Moreover, according to the energy consultancy, John S. Herold, replacement costs - of finding new reserves - have soared in 2001 to above $5 per barrel. Except in the Gulf where oil is sometimes just 600 meters deep and swathes of land are immersed in it. In short: American oil majors are looking abroad for their long-term survival. Iraq always featured high on their list.
This stratagem was subverted by the affaire between Saddam Hussein and non-American oil companies. American players shudder at the thought of being excluded from Iraq by Saddam and his semipternal dynasty and thus rendered second-tier participants.

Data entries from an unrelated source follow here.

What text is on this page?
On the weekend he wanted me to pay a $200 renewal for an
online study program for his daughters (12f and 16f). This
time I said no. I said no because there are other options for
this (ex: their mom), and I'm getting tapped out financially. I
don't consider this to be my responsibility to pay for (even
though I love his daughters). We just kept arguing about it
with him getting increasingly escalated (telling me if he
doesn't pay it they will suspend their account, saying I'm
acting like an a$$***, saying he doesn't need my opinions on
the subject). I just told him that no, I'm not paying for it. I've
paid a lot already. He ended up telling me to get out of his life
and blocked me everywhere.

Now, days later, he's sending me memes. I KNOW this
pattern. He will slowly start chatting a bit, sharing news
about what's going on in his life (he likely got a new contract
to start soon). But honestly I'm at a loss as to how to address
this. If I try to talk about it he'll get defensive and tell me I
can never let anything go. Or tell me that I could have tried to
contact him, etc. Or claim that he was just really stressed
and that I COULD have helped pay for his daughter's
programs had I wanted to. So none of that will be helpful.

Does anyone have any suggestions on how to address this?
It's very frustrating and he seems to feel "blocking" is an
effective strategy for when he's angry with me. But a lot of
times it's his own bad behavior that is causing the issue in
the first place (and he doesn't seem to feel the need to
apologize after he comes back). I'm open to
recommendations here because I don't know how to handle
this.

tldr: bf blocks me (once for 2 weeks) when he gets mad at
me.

According to the conspiracy minded, they coaxed the White House first to apply sanctions to the country in order to freeze its growing amity with foreign competitors - and, now, to retake by force that which was confiscated from them by law. Development and production contracts with Russian and French companies, signed by Saddam Hussein's regime, are likely to be "reviewed" - i.e., scrapped altogether - by whomever rules over Baghdad next.
An added bonus: the demise of OPEC. A USA in control of the Iraqi spigot can break the back of any oil cartel and hold sway over impertinent and obdurate polities such as France. How would the ensuing plunge in prices help the alleged instigators of the war - the oil mafia - remains unclear. Still, James Paul propounded the following exercise in the Global Policy Forum this past December:
"(Assuming) the level of Iraqi reserves at 250 billion barrels and recovery rates at 50% (both very conservative estimates). Under those conditions, recoverable Iraqi oil would be worth altogether about $3.125 trillion. Assuming production costs of $1.50 a barrel (a high-end figure), total costs would be $188 billion, leaving a balance of $2.937 trillion as the difference between costs and sales revenues. Assuming a 50/50 split with the government and further assuming a production period of 50 years, the company profits per year would run to $29 billion. That huge sum is two-thirds of the $44 billion total profits earned by the world’s five major oil companies combined in 2001. If higher assumptions are used, annual profits might soar to as much as $50 billion per year."
The energy behemoths on both sides of the pond are not oblivious to this bonanza. The Financial Times reported a flurry of meetings in recent days between British Petroleum and Shell and Downing Street and Whitehall functionaries. Senior figures in the ramshackle exile Iraqi National Congress opposition have been openly consorting with American oil leviathans and expressly promising to hand postwar production exclusively to them.
But the question is: even if true, so what? What war in human history was not partly motivated by a desire for plunder? What occupier did not seek to commercially leverage its temporary monopoly on power? When were moral causes utterly divorced from realpolitik?
Granted, there is a thin line separating investment from exploitation, order from tyranny, vision from fantasy. The United States should - having disposed of the murderous Saddam Hussein and his coterie - establish a level playing field and refrain from giving Iraq a raw deal.
It should use this tormented country's natural endowments to reconstruct it and make it flourish. It should encourage good governance, including transparent procurement and international tendering and invite the United Nations to oversee Iraq's reconstruction. It should induce other countries of the world to view Iraq as a preferred destination of foreign direct investment and trade.
If, in the process, reasonable profits accrue to business - all for the better. Only the global private sector can guarantee the long-term prosperity of Iraq. Many judge the future conduct of the USA on the basis of speculative scenarios and fears that it is on the verge of attaining global dominance by way of ruthlessly applying its military might. This may well be so. But to judge it on this flimsy basis alone is to render verdict both prematurely and unjustly.